LLLT may play a role in the observed fluctuations in plasminogen inhibitors and activators. The ability of specific periodontal pathogens to invade periodontal tissue is well known. For example, A.actinomycetemcomitans has been found in the connective tissue of both active and inactive sites [58], and P.gingivalis has been shown to adhere to and enter oral epithelial cells [59]. Both these organisms can invade tissue in Stage 3–4, Grade C periodontitis patients and are thus highly pathogenic. Due to their bactericidal and detoxifying properties, diode lasers have previously been proposed as an adjunctive treatment to facilitate non-surgical periodontal treatment [60]. Laser-assisted treatment has shown strong antibacterial effects in terms of periodontopathogen counts [40]. A significant dose-dependent drop in bacterial LPS-induced elevated plasminogen activity in gingival fibroblasts has also been demonstrated following laser irradiation [57] Furthermore, the ability of bacteria to, directly and indirectly, modulate plasminogen activation [61] implies that a well-balanced equilibrium must be maintained [62]. Through its effects on the levels of plasminogen activator system components, periodontal treatment may modulate local proteolytic activity.

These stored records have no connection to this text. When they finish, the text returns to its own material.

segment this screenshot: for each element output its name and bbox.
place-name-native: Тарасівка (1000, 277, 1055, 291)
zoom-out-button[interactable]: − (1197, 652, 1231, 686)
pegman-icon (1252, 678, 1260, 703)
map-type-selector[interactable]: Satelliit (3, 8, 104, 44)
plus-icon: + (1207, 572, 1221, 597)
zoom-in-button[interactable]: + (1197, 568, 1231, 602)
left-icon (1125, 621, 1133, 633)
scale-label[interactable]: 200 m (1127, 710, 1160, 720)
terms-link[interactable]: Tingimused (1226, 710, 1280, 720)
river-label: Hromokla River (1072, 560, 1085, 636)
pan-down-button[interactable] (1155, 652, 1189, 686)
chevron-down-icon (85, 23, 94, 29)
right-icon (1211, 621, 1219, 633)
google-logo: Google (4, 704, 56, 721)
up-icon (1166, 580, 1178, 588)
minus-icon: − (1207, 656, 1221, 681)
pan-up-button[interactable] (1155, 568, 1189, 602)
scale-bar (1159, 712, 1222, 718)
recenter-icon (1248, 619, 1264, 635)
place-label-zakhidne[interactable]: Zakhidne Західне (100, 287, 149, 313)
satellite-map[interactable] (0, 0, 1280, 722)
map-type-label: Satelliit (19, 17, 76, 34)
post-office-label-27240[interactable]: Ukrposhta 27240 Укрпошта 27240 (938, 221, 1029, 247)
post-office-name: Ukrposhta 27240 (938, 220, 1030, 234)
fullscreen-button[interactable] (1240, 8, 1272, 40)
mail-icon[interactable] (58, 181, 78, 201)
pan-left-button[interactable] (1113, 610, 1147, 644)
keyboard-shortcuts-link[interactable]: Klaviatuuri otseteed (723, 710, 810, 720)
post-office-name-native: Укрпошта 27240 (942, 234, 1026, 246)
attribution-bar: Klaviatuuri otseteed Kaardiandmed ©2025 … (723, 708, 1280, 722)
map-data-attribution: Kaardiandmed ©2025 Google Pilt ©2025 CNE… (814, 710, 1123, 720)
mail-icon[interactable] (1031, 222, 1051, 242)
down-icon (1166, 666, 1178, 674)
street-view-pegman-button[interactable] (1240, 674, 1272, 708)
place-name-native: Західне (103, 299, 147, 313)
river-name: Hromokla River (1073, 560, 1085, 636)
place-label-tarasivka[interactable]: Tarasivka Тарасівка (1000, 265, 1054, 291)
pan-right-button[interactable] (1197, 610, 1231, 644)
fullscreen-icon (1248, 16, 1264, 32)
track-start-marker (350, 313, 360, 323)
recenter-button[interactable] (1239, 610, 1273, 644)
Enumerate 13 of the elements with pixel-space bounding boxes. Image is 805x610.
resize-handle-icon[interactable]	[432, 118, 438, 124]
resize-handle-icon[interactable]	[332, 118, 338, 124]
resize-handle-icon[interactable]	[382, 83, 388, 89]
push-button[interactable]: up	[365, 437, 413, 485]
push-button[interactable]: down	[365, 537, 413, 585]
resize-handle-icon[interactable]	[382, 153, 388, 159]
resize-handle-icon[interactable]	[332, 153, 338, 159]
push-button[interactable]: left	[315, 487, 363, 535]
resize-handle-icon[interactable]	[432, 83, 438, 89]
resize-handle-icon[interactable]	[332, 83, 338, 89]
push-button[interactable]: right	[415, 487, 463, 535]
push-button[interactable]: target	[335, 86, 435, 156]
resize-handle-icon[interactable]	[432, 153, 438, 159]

The present study has several methodological limitations. The study's small sample size may affect the reproducibility of the results, which must, therefore, be interpreted with caution. Standardized criteria for periodontal laser therapy that address energy levels, application time, irradiation modes, power settings, and laser types are needed. In summary, the application of LLLT as an adjunct to non-surgical periodontal treatment of Stage 3–4, Grade C periodontitis patients can have a considerable positive impact on the resolution of inflammation and periodontal tissue-healing by modulating GCF tPA and PAI-1 levels.